## Quick linear regression tutorial with numpy

This is a quick tutorial in doing linear regression models
with numpy and checking the correctness of the result of
a machine learning experiment.

For any supervised learning experiment, we need

1. A data set with matched input-output pairs $\{ (\mathbf{x}^{(1)}, y^{(1)}), \ldots, (\mathbf{x}^{(m)}, y^{(m)}) \}$ ;
2. A model (a mathematical equation for the hypothesis $h_{\mathbf{\theta}}(\mathbf{x})$;
3. A loss function ${\cal L}(\mathbf{\theta}, \mathtt{X}, \mathbf{y})$.

In the case of linear regression, the model is $$ h_{\mathbf{\theta}}(\mathbf{x}) = \theta_0 + \theta_1 x_1 + \cdots + \theta_n x_n . $$
and the loss function is $$ {\cal L}(\mathbf{\theta}, \mathtt{X}, \mathbf{y}) = \frac{1}{2} \sum_{i=1}^m \left(h_{\mathbf{\theta}}(\mathbf{x}^{(i)})-y^{(i)}\right)^2 .$$
If we arrange the data into matrices as
$$\mathtt{X} = \begin{bmatrix} 1 & x_1^{(1)} & \cdots & x_n^{(1)} \\
                               \vdots & \vdots & & \vdots \\
                               1 & x_1^{(m)} & \cdots & x_n^{(m)} \end{bmatrix}, \;\;\;\;
                               \mathbf{y} = \begin{bmatrix} y^{(1)} \\ \vdots \\ y^{(m)} \end{bmatrix}, $$
then the optimal parameters are
$$\mathbf{\theta}^* = (\mathtt{X}^{\top} \mathtt{X})^{-1} \mathtt{X}^{\top} \mathbf{y} $$
(the normal equations).

In the code below, we synthesize a sample data set comprising $\mathtt{X}$ and $\mathbf{y}$, calculate
$\mathbf{\theta}^*$, compare the loss based on the optimal and ground truth parameters, then verify that
$\mathbf{\theta}^*$ is approximately a minimum of the loss function using finite differences.


In [32]:
import numpy as np

# Ground truth parameters

theta0 = -100
theta1 = 1
sigma = 10

# Generate training dataset using ground truth

m = 100

# X: m samples from a Gaussian with mean 160 and standard deviation of 20

X = np.matrix(np.random.normal(160, 20, m)).T
X = np.concatenate([np.ones([m,1]),X],1)

# y: m samples from a Gaussian with mean theta0 + theta1 x, std of sigma

theta = np.matrix([ theta0, theta1 ]).T
y = X * theta + np.random.normal(0, 20, [m,1])

# Estimate a linear model

theta_est = np.linalg.inv(X.T*X) * X.T * y

print('Estimated parameters: %f, %f' % (theta_est[0], theta_est[1]))

def loss(X, y, theta):
    error = y - X * theta
    error = error.T * error
    return error
    
lgt = loss(X, y, theta)
print("Loss with ground truth theta: %f" % lgt)
lest = loss(X, y, theta_est)
print("Loss with estimated theta: %f" % lest)

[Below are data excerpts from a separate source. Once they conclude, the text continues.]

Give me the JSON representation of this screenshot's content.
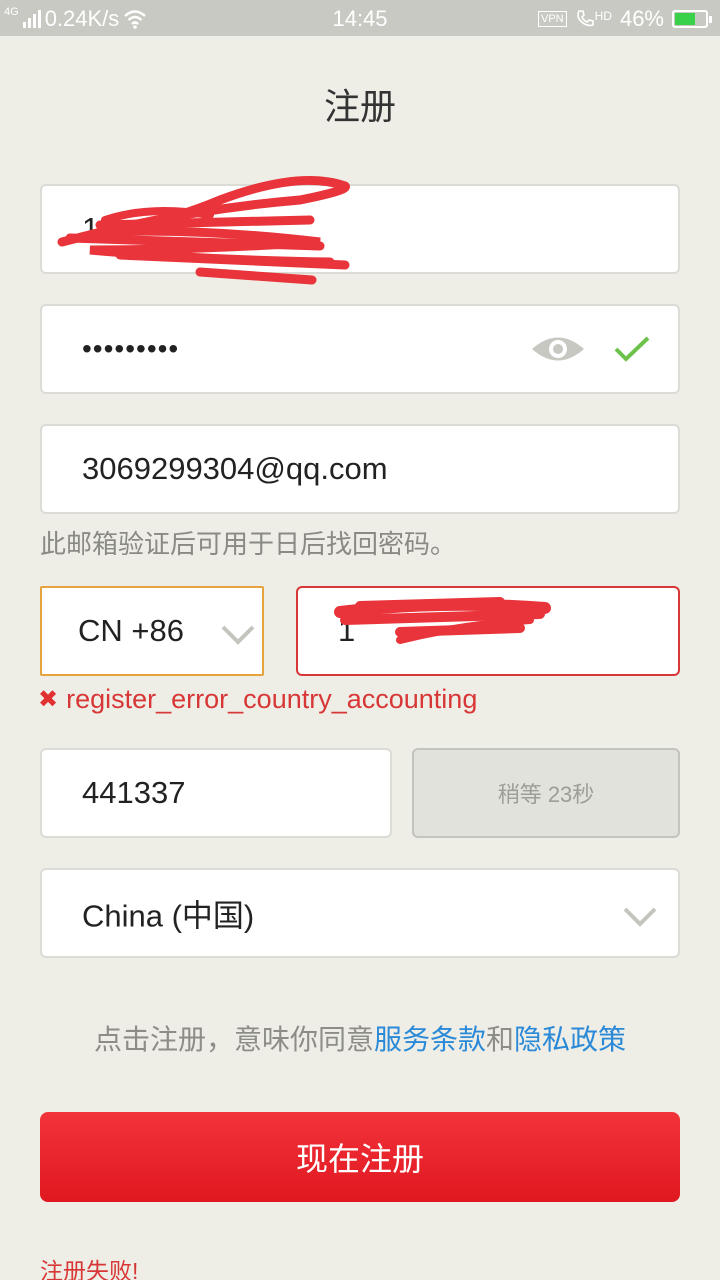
{
  "status_bar": {
    "network_type": "4G",
    "speed": "0.24K/s",
    "time": "14:45",
    "vpn": "VPN",
    "hd": "HD",
    "battery": "46%",
    "battery_level": 0.46,
    "icons": [
      "signal-icon",
      "wifi-icon",
      "vpn-icon",
      "call-hd-icon",
      "battery-icon"
    ]
  },
  "page": {
    "title": "注册"
  },
  "form": {
    "username": {
      "value": "13"
    },
    "password": {
      "value": "•••••••••",
      "valid": true
    },
    "email": {
      "value": "3069299304@qq.com",
      "hint": "此邮箱验证后可用于日后找回密码。"
    },
    "country_code": {
      "value": "CN +86"
    },
    "phone": {
      "value": "1"
    },
    "phone_error": "register_error_country_accounting",
    "verification_code": {
      "value": "441337"
    },
    "resend_button": "稍等 23秒",
    "region": {
      "value": "China (中国)"
    }
  },
  "agreement": {
    "prefix": "点击注册，意味你同意",
    "terms": "服务条款",
    "conjunction": "和",
    "privacy": "隐私政策"
  },
  "submit_button": "现在注册",
  "failure_message": "注册失败!",
  "colors": {
    "accent": "#e0171f",
    "link": "#2a8ad8",
    "error": "#d83737",
    "focus_border": "#e6a23c",
    "valid_check": "#6cc24a"
  }
}
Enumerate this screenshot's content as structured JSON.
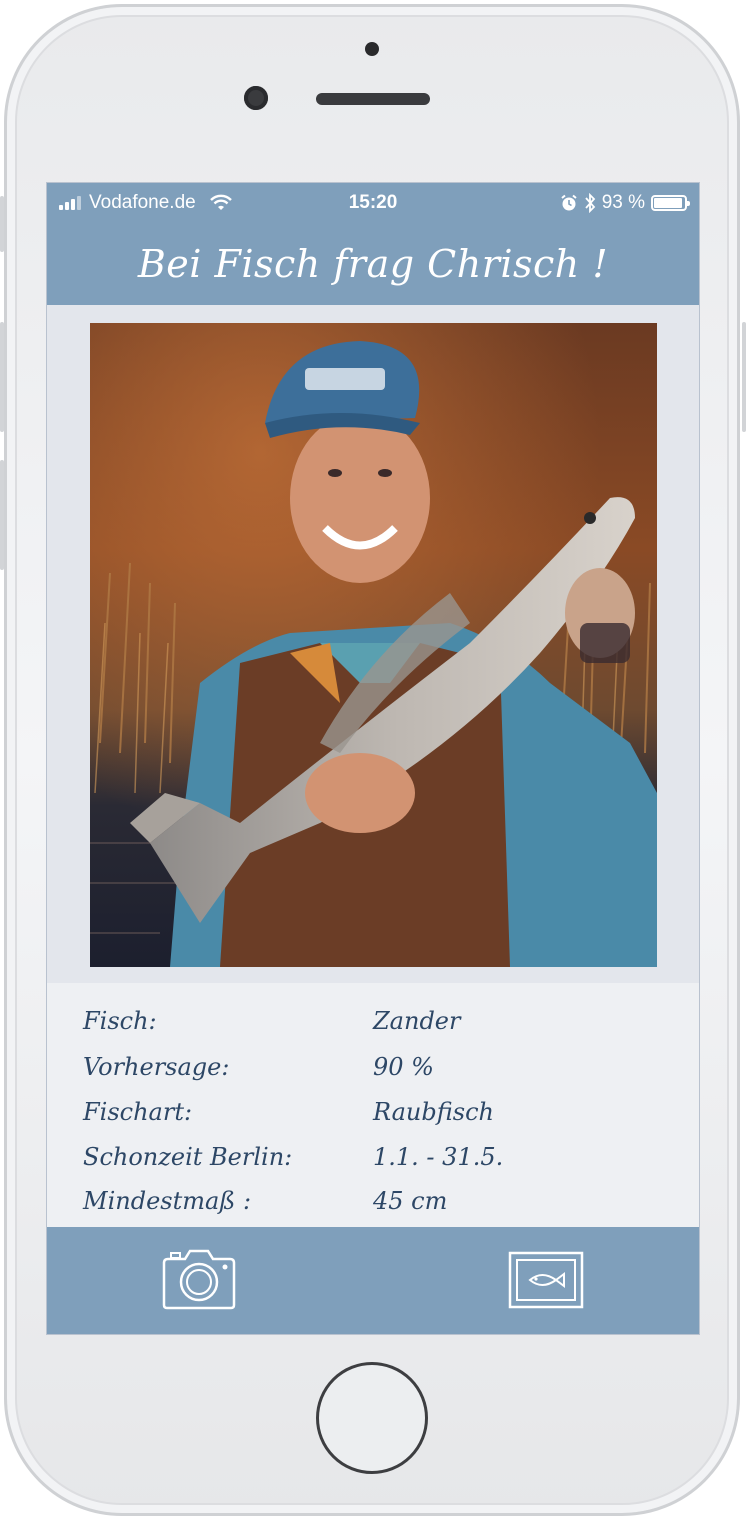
{
  "status_bar": {
    "carrier": "Vodafone.de",
    "time": "15:20",
    "battery": "93 %",
    "battery_level": 0.93,
    "icons": [
      "signal-icon",
      "wifi-icon",
      "alarm-icon",
      "bluetooth-icon",
      "battery-icon"
    ]
  },
  "header": {
    "title": "Bei Fisch frag Chrisch !"
  },
  "photo": {
    "description_icon": "photo-of-angler-with-zander"
  },
  "info": [
    {
      "label": "Fisch:",
      "value": "Zander"
    },
    {
      "label": "Vorhersage:",
      "value": "90 %"
    },
    {
      "label": "Fischart:",
      "value": "Raubfisch"
    },
    {
      "label": "Schonzeit Berlin:",
      "value": "1.1. - 31.5."
    },
    {
      "label": "Mindestmaß :",
      "value": "45 cm"
    }
  ],
  "tab_bar": {
    "camera_icon": "camera-icon",
    "gallery_icon": "fish-picture-icon"
  },
  "colors": {
    "accent": "#7f9fbb",
    "text": "#2d4766",
    "panel": "#eef0f3"
  }
}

# Verify result using finite differences

deltaTheta = 0.0000001

# Parameter theta0
thetaNew = theta_est + np.matrix([ deltaTheta, 0 ]).T
lnew0 = loss(X, y, thetaNew)
grad0est = (lnew0 - lest) / deltaTheta

# Parameter theta1
thetaNew = theta_est + np.matrix([ 0, deltaTheta ]).T
lnew1 = loss(X, y, thetaNew)
grad1est = (lnew1 - lest) / deltaTheta

print('Gradient estimate: %f, %f' % (grad0est, grad1est))

Estimated parameters: -119.438905, 1.107040
Loss with ground truth theta: 50262.681165
Loss with estimated theta: 49429.429425
Gradient estimate: 0.000073, 0.271903


#### Multivariate Case

In [2]:
import numpy as np

# Ground truth parameters

theta0 = -115
theta1 = 1
theta2 = 0.5
sigma_x1 = 20
sigma_x2 = 15
sigma_y = 20

# Generate training dataset using ground truth

m = 100

# X: m samples from a Gaussian with mean 160 and standard deviation of 20

X1 = np.matrix(np.random.normal(160, sigma_x1, m)).T
X2 = np.matrix(np.random.normal(30, sigma_x2, m)).T
X = np.concatenate([np.ones([m,1]),X1, X2],1)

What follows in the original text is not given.